Nobody likes to take work home with them but in certain rare cases it may be just what the doctor ordered. That was the mindset for Julia Louis-Dreyfus, sharing laughter was the best medicine for her when she underwent treatment for breast cancer. Since she is one of the funniest women in history, it’s not unimaginable to think her days were — and are — full of that natural remedy.
Louis-Dreyfus was honored Oct. 21 with the Mark Twain Prize for American Humor at the Kennedy Center in Washington D.C., according to People. In a speech that was full of comedy she took a moment to get serious about the sudden appearance of the disease in her life, and her approach to facing it, according to The Hollywood Reporter. “Last year, I was walking up to get an Emmy for my performance on Veep, which was an incredible thrill and set some kind of record for most Emmys by somebody doing something or other, and then about 12 hours later I was diagnosed with cancer …. A big part of dealing with cancer has been finding the funny parts,” she said, before going on to use the moment to poke fun at the president’s agenda. “The old cliché about laughter being the best medicine turns out to be true — which is good, because that’s what the current administration is trying to replace Obamacare with.”

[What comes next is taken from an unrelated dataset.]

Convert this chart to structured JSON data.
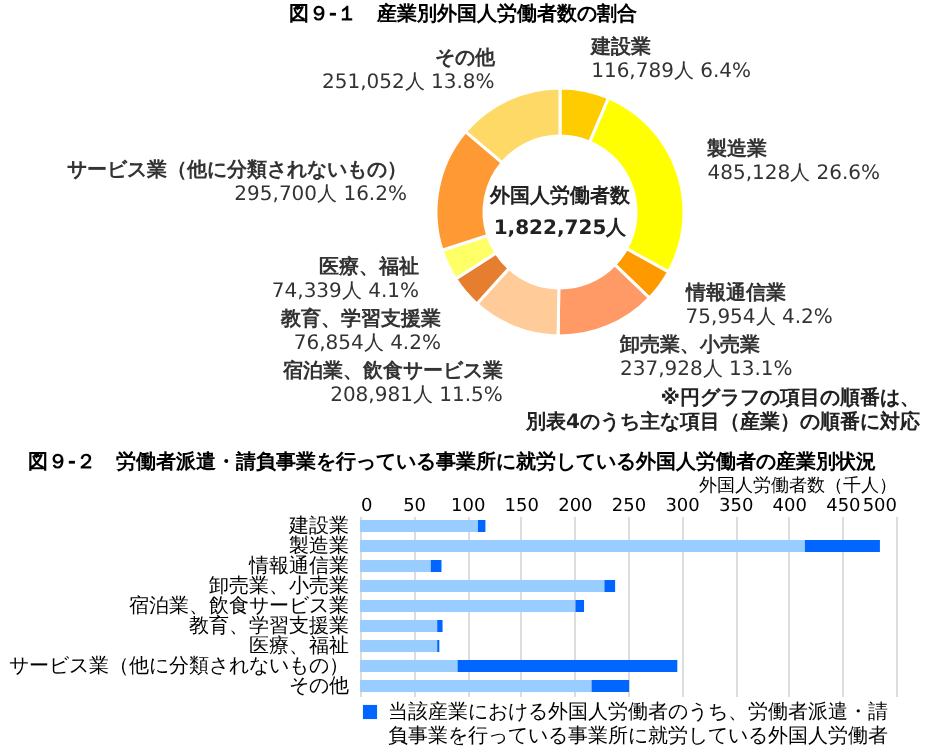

The Veep star was celebrated by comedians from Jerry Seinfeld to Tina Fey to Stephen Colbert. Seinfeld attributed their famous chemistry on the show, which revolved around two former flames who remained friends, entirely to Louis-Dreyfus, according to The Hollywood Reporter. “[It was] a completely absurd idea […] That she and I were a couple, we broke up, there was this other aspect to our relationship that enabled it to survive […] There are some layers and complexity to that — and, candidly speaking, way, way beyond any acting ability that I possess. So, how did I do it? I just really, really liked Julia. I couldn’t get enough of her. I never said or did anything inappropriate, but for that whole nine years, I was not acting. I couldn’t!”
Louis-Dreyfus also reflected on the moment that she realized the joy that comes from making people laugh, according to People. As it turns out, her mother was her first audience member, who laughed when young Julia stuck raisins in her nose. The joke was on her though, as they had to go to the emergency room to get them out, People reported.
But solo comedy wasn’t meant to be her signature style, as she told Entertainment Tonight, reflecting on the high points of her career. “I mean I’ve had so many, but I would say first and foremost the biggest highlight of my career has been being able to work in a number of very significant ensembles,” she told the outlet, referring to her roles on Seinfeld and Veep.
ET also asked her what advice she might give to her younger self after showing her a clip of her first interview, in 1982, with the outlet. “Fix your hair,” she quipped. “I’m not kidding.”
Most everyone feels you with that advice Julia. Look for the seventh and final season of Veep in spring 2019 on HBO.